When asked on Sunday evening whether Red Bull had won or Ferrari had lost the race, Red Bull boss Horner admitted that it was a little bit of both.
“Of course, we had to go out and win it, but we also capitalised on the mistakes that were made. The circumstances were the same for everybody, and it was very tight between the two teams,” he said.
“Charles in the early laps seemed to have things pretty much under control; he had a buffer of his teammate behind him as well. At that point in time, it looked like Ferrari had the race in the bag.”
In a season that is shaping up to be closely run, the Spain-Monaco doubleheader might be a seismic 2022 moment for Ferrari and for Red Bull.
Leclerc comfortably led both races at one stage but scored just 12 points out of a possible 52, and he has seen his once sizeable championship lead disappear. He now trails Verstappen by nine points.
Is Perez a title contender?
Over back-to-back race weekends, Perez has shown his value to Red Bull. In Spain, he obeyed a controversial team order to let Verstappen overtake him and win the race, despite clear objections. In Monaco, when Ferrari dropped the ball and Verstappen was uncharacteristically off his usual best, Perez turned in one of the drives of his career to snatch the victory from the Italian team.
He is now just 15 points behind Verstappen in the championship.
While the race in Spain gave a pretty clear indication of how Red Bull sees the dynamic between its drivers, Perez will be hard to ignore in the championship if he can keep producing results like Monaco.

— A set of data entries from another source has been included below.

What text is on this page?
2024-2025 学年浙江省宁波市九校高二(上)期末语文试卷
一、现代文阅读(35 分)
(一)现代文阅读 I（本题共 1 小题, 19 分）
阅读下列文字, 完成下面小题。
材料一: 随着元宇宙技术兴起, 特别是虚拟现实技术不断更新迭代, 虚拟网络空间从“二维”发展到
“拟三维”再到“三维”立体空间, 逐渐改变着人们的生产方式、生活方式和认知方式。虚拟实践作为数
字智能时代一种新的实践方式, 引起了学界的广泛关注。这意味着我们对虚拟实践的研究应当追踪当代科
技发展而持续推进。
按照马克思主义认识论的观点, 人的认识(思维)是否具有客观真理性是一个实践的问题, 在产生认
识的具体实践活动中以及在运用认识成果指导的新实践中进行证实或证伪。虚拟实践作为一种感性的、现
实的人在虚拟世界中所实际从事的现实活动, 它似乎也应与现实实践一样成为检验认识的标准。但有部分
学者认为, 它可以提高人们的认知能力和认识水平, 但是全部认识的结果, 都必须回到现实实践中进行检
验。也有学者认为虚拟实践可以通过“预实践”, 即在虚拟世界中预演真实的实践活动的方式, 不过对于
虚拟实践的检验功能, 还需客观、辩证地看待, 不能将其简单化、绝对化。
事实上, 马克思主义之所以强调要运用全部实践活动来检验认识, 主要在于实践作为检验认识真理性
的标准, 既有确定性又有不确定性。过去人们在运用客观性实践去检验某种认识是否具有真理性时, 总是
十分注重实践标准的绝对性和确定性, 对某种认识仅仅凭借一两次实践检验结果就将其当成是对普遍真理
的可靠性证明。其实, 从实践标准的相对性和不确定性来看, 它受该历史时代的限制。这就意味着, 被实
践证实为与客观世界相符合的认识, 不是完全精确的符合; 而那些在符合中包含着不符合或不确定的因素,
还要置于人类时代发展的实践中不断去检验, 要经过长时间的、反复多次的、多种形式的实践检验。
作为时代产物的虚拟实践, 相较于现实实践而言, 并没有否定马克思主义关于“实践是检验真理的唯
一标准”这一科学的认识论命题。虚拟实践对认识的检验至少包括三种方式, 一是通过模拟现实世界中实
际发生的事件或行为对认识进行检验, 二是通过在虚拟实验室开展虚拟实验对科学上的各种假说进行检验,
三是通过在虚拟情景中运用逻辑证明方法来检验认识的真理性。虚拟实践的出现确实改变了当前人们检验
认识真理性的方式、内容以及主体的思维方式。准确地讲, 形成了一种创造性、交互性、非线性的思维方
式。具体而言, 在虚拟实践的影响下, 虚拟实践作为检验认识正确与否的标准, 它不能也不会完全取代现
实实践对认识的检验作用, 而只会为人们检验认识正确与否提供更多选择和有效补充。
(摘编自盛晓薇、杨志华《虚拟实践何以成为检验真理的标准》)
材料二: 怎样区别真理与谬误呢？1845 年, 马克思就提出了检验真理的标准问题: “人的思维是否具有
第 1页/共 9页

Perez and Verstappen have a very good relationship, and it would be an interesting factor for the team to deal with if both its drivers are in the hunt.
When asked in the postrace news conference how a title challenge might affect the dynamic with his teammate, Perez brushed it off and joked to Verstappen: “We are still going to be in love, right?”
In the short term, the win almost guarantees Perez will be at Red Bull next season. He has yet to sign a new deal beyond 2022, but the importance of his Monaco victory was not lost on anyone.
When Perez was asked whether the Monaco win meant an extension was more likely now, this time it was Verstappen who turned to his teammate with a playful grin on his face.
“I think what you did today might help,” Verstappen said, laughing. “Just a little bit!”